Vent'anni di Whispering Angel: come un rosé ha cambiato tutto
Sacha Lichine non si è limitato a creare un grande vino: ha inventato una categoria. Mentre Whispering Angel celebra la sua ventesima annata con un’edizione limitata, brindiamo al rosé che ha riscritto le regole.

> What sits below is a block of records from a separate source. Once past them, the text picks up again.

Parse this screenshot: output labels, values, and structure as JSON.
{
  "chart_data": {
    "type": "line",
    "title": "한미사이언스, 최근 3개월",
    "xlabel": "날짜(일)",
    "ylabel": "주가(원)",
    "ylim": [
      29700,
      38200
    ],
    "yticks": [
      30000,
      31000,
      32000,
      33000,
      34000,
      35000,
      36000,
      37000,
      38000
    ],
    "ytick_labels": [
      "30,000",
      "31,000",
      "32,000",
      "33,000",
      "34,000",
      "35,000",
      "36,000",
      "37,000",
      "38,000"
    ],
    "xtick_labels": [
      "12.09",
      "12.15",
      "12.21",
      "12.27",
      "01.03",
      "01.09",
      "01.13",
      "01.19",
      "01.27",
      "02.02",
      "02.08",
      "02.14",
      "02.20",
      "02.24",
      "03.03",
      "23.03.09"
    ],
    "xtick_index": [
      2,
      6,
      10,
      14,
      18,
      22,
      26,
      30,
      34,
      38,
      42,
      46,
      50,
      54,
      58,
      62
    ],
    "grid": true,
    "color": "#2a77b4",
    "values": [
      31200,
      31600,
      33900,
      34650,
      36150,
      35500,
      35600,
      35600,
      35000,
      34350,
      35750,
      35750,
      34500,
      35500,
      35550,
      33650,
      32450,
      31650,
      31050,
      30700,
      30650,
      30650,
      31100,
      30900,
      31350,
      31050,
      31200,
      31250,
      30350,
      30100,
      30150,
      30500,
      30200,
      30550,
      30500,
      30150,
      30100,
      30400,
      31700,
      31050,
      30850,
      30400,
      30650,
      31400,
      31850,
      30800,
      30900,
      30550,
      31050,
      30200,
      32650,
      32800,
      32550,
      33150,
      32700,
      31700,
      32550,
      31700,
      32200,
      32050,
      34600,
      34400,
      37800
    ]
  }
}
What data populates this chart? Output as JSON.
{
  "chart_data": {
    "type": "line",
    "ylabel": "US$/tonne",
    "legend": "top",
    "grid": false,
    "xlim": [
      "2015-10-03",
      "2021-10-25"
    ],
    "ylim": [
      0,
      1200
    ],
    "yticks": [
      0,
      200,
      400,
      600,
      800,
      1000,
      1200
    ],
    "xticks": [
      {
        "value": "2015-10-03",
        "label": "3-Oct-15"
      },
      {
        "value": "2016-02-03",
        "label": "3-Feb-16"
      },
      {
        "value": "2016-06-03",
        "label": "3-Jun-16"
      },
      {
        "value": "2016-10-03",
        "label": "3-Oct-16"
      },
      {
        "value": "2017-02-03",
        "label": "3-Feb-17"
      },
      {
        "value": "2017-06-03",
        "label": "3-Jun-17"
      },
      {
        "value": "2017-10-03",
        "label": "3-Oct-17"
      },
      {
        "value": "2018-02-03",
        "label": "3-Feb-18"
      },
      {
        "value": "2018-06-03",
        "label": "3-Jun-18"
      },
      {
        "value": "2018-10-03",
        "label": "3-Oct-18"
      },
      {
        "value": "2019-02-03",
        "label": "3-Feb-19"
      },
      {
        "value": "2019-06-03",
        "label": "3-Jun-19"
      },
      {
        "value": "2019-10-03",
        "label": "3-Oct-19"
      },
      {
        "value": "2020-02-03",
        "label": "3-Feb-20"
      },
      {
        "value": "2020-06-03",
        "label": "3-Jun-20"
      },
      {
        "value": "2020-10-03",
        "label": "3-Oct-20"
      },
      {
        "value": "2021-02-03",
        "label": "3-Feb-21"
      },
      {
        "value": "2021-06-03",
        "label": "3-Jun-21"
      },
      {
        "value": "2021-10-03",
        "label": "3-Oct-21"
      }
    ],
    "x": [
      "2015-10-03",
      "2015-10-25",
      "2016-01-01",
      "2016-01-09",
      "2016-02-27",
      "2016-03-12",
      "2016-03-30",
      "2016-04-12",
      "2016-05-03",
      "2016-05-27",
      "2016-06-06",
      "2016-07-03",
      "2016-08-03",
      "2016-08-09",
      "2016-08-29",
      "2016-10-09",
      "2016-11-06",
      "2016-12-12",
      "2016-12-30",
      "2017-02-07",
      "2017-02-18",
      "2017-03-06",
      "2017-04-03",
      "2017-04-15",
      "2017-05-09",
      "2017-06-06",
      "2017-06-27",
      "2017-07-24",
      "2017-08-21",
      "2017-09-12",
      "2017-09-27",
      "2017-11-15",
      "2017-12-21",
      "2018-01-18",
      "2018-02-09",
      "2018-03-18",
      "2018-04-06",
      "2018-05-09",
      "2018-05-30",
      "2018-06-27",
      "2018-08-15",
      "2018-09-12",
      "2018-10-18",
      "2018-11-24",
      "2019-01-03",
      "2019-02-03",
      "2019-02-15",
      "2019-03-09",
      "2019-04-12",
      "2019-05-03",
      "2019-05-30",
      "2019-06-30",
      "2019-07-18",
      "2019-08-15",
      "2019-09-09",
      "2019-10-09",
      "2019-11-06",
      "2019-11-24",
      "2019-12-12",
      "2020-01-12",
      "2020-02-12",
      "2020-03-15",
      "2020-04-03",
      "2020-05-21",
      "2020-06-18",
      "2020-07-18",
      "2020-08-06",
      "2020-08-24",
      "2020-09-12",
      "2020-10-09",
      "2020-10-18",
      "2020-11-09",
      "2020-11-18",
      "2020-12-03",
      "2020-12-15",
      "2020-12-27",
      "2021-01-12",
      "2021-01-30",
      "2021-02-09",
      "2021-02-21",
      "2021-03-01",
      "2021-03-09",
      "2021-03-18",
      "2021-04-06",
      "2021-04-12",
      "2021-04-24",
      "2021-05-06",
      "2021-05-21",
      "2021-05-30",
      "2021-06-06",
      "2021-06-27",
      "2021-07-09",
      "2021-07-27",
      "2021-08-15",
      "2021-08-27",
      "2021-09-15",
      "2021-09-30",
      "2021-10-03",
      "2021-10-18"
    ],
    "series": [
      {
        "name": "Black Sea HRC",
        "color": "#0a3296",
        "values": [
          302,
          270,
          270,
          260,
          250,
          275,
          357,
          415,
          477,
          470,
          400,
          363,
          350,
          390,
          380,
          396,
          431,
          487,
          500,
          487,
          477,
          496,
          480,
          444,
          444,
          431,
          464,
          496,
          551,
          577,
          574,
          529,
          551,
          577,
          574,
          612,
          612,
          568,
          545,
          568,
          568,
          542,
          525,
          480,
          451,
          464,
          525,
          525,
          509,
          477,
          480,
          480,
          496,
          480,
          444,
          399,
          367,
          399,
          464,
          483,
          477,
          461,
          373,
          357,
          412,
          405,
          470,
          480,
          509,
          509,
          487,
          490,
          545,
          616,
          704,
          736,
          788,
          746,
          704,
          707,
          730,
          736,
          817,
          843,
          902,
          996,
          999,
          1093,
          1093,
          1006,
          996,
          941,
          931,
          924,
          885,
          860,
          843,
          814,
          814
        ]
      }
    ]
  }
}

- Testo di: Joseph Bullmore
I rosé esistevano già prima di Whispering Angel, ma solo nello stesso senso in cui esistevano bevande alla cola prima della Coca-Cola. Certo, da tempo gli espatriati sorseggiavano generosi bicchieri di vino rosa nelle loro seconde case in Provenza e Linguadoca, spesso «à la piscine», con una manciata di ghiaccio tritato che tintinnava nel bicchiere. E certo, gli intenditori di vino vi avrebbero detto che un buon Bandol, con le sue inebrianti sfumature rosate, poteva rivaleggiare per bellezza e sottigliezza con molte denominazioni più blasonate. Ma il colpo di genio di Sacha Lichine, ormai più di un quarto di secolo fa, fu capire che il rosé poteva essere rosé, per così dire. Un vino festoso e legato al marchio quanto uno champagne, e minerale e dissetante quanto un Borgogna bianco. Un vino le cui graziose tonalità pesca, a lungo considerate una via di mezzo indefinita tra le solenni colonne del rosso e del bianco, potevano essere parte integrante del suo fascino sensuale. Ma soprattutto Lichine, autentico bon vivant spesso giustamente definito «falstaffiano» per il suo modo di vedere la vita, sembrava semplicemente apprezzare ciò che rappresentava: un calice di bella vita, informale e festosa; quella «coppa del caldo Sud» tanto agognata dal buon vecchio Keats.